Train 300d FastText embeddings on the cleaned corpus.

In [None]:
# Train FastText model
!python3 ../scripts/02_train_fasttext.py

In [None]:
# Verify model was created
!ls -lh ../models/fasttext_v7.*

## Step 3: Visual Embedding Fusion

Combine FastText vectors with pre-computed visual embeddings from V6.

In [None]:
# Fuse embeddings
!python3 ../scripts/03_fuse_embeddings.py

In [None]:
# Verify fused model
!ls -lh ../models/fused_embeddings_1068d.kv

## Step 4: Alignment & Evaluation

Align the fused embeddings to English GloVe space using Linear Regression.

In [None]:
# Run alignment and evaluation
!python3 ../scripts/04_align_embeddings.py

## Results

Load and display the evaluation results.

In [None]:
results_path = BASE_DIR / 'data/processed/alignment_results_v7.json'

if results_path.exists():
    with open(results_path, 'r') as f:
        results = json.load(f)
    
    print("=" * 70)
    print("V7 FastText + Visual Embeddings Results")
    print("=" * 70)
    print(f"Model: {results['model']}")
    print(f"Test Samples: {results['test_samples']}")
    print()
    print(f"Top-1 Accuracy:  {results['top1_accuracy']:.2f}%")
    print(f"Top-5 Accuracy:  {results['top5_accuracy']:.2f}%")
    print(f"Top-10 Accuracy: {results['top10_accuracy']:.2f}%")
    print()
    print(f"R² Score (Train): {results['r2_train']:.4f}")
    print(f"R² Score (Test):  {results['r2_test']:.4f}")
    print()
    print("Comparison:")
    print(f"  V5 Baseline: 24.53%")
    print(f"  V6 BERT:     0.47%")
    print(f"  V7 (This):   {results['top1_accuracy']:.2f}%")
    print()
    print("⚠️  WARNING: Only 15/8541 anchors matched!")
    print("   Root cause: Vocabulary mismatch (MdC codes vs transliteration)")
else:
    print("Results file not found. Run the alignment script first.")

## Analysis

### What Worked
- **Clean Data**: Extracted 35k hieroglyphic sequences from BBAW parquet
- **FastText**: Learned 2,551 glyph embeddings from MdC codes
- **Visual Fusion**: Successfully matched 37.7% of glyphs to visual embeddings

### Critical Issue: Vocabulary Mismatch
**Problem**: FastText learned MdC codes (e.g., `G43`, `M17`) from the BBAW `hieroglyphs` column, but anchors use transliteration (e.g., `n`, `m`, `zꜣ`) from the `transcription` column.

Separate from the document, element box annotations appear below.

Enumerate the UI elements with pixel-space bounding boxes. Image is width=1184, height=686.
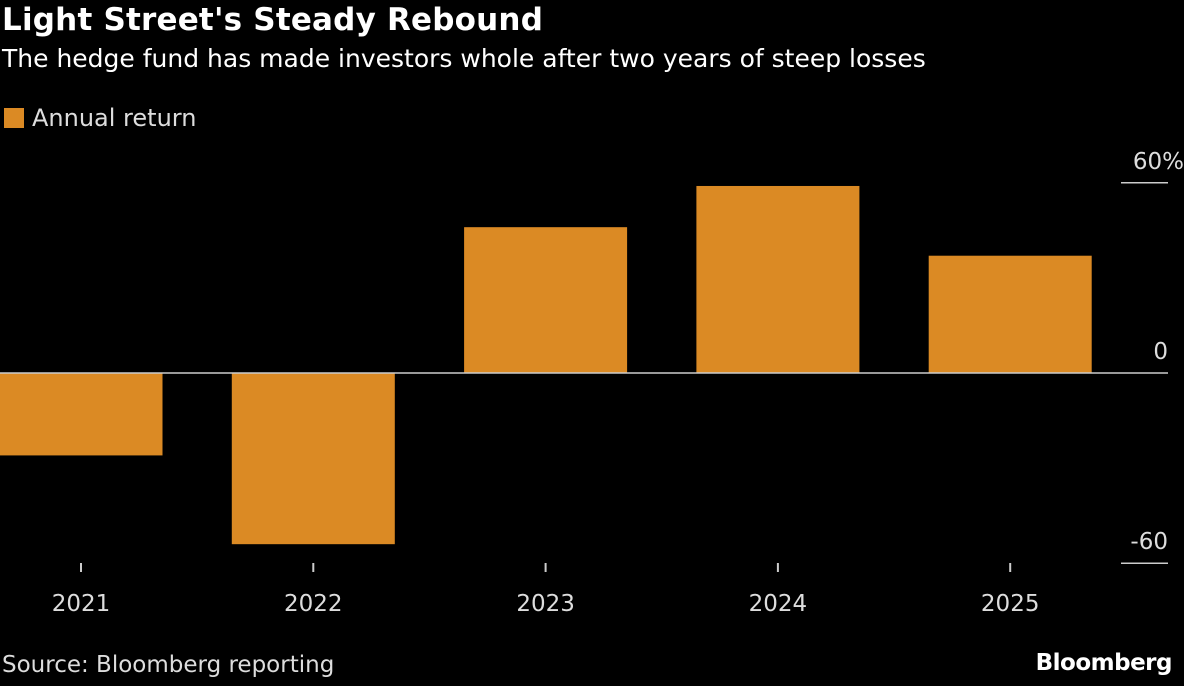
chart-title: Light Street's Steady Rebound	[2, 2, 544, 38]
x-tick-label: 2024	[749, 591, 808, 617]
source-note: Source: Bloomberg reporting	[2, 652, 335, 678]
bar-2025	[928, 255, 1092, 373]
x-tick-label: 2025	[981, 591, 1040, 617]
legend-label: Annual return	[32, 104, 197, 132]
chart-subtitle: The hedge fund has made investors whole …	[2, 44, 926, 73]
bar-2023	[464, 227, 628, 373]
bar-2021	[0, 373, 163, 456]
x-tick-label: 2021	[52, 591, 111, 617]
legend-swatch	[4, 108, 24, 128]
x-tick-label: 2022	[284, 591, 343, 617]
bloomberg-logo: Bloomberg	[1035, 650, 1173, 676]
legend: Annual return	[4, 104, 196, 132]
y-tick-label: -60	[1130, 529, 1168, 555]
bar-2024	[696, 185, 860, 373]
y-tick-label: 60%	[1133, 149, 1184, 175]
y-tick-label: 0	[1153, 339, 1168, 365]
bar-2022	[231, 373, 395, 545]
x-tick-label: 2023	[516, 591, 575, 617]
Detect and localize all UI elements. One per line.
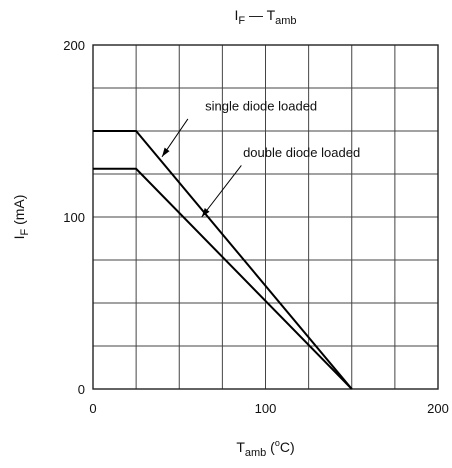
x-axis-label-unit: C <box>280 439 290 455</box>
y-tick-label: 100 <box>63 210 85 225</box>
series-line-double <box>93 167 353 390</box>
y-tick-label: 200 <box>63 38 85 53</box>
y-axis-label-base: I <box>11 236 27 240</box>
chart-title-sub: F <box>238 15 245 27</box>
x-axis-label-sup: o <box>275 438 280 448</box>
x-axis-label-open: ( <box>266 439 275 455</box>
annotation-label-single: single diode loaded <box>205 98 317 113</box>
y-axis-label: IF (mA) <box>11 195 31 240</box>
chart-title-separator: — <box>245 7 267 23</box>
annotation-label-double: double diode loaded <box>243 145 360 160</box>
chart-title: IF — Tamb <box>234 7 296 27</box>
annotations: single diode loaded double diode loaded <box>161 98 360 218</box>
y-axis-label-sub: F <box>19 229 31 236</box>
chart-title-base: I <box>234 7 238 23</box>
x-axis-label: Tamb (oC) <box>236 438 294 459</box>
y-tick-label: 0 <box>78 382 85 397</box>
series-line-single <box>93 130 353 390</box>
x-tick-label: 0 <box>89 401 96 416</box>
annotation-arrowhead-double <box>201 208 210 217</box>
x-axis-label-sub: amb <box>245 447 266 459</box>
tick-labels: 0 100 200 0 100 200 <box>63 38 449 416</box>
y-axis-label-suffix: (mA) <box>11 195 27 229</box>
x-tick-label: 200 <box>427 401 449 416</box>
x-axis-label-base: T <box>236 439 245 455</box>
x-tick-label: 100 <box>255 401 277 416</box>
chart-title-sub2: amb <box>275 15 296 27</box>
grid <box>92 44 439 390</box>
x-axis-label-close: ) <box>290 439 295 455</box>
annotation-arrow-line-double <box>201 165 242 218</box>
series-group <box>93 130 353 390</box>
plot-frame <box>92 44 439 390</box>
annotation-arrowhead-single <box>162 147 170 157</box>
chart-title-base2: T <box>267 7 276 23</box>
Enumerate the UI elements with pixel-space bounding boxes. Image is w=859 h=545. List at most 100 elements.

**Impact**: Only 15/8,541 anchors matched → 0% accuracy

**Root Cause**: The BBAW dataset has TWO representations:
1. **`hieroglyphs`**: MdC codes like "D21 Q3 D36" (what we trained on)
2. **`transcription`**: Transliteration like "jr,j-pꜥ,t" (what anchors use)

### Next Steps
**Recommended**: Retrain FastText on the `transcription` column to match anchor vocabulary

See `v7_results_analysis.md` for detailed analysis and options.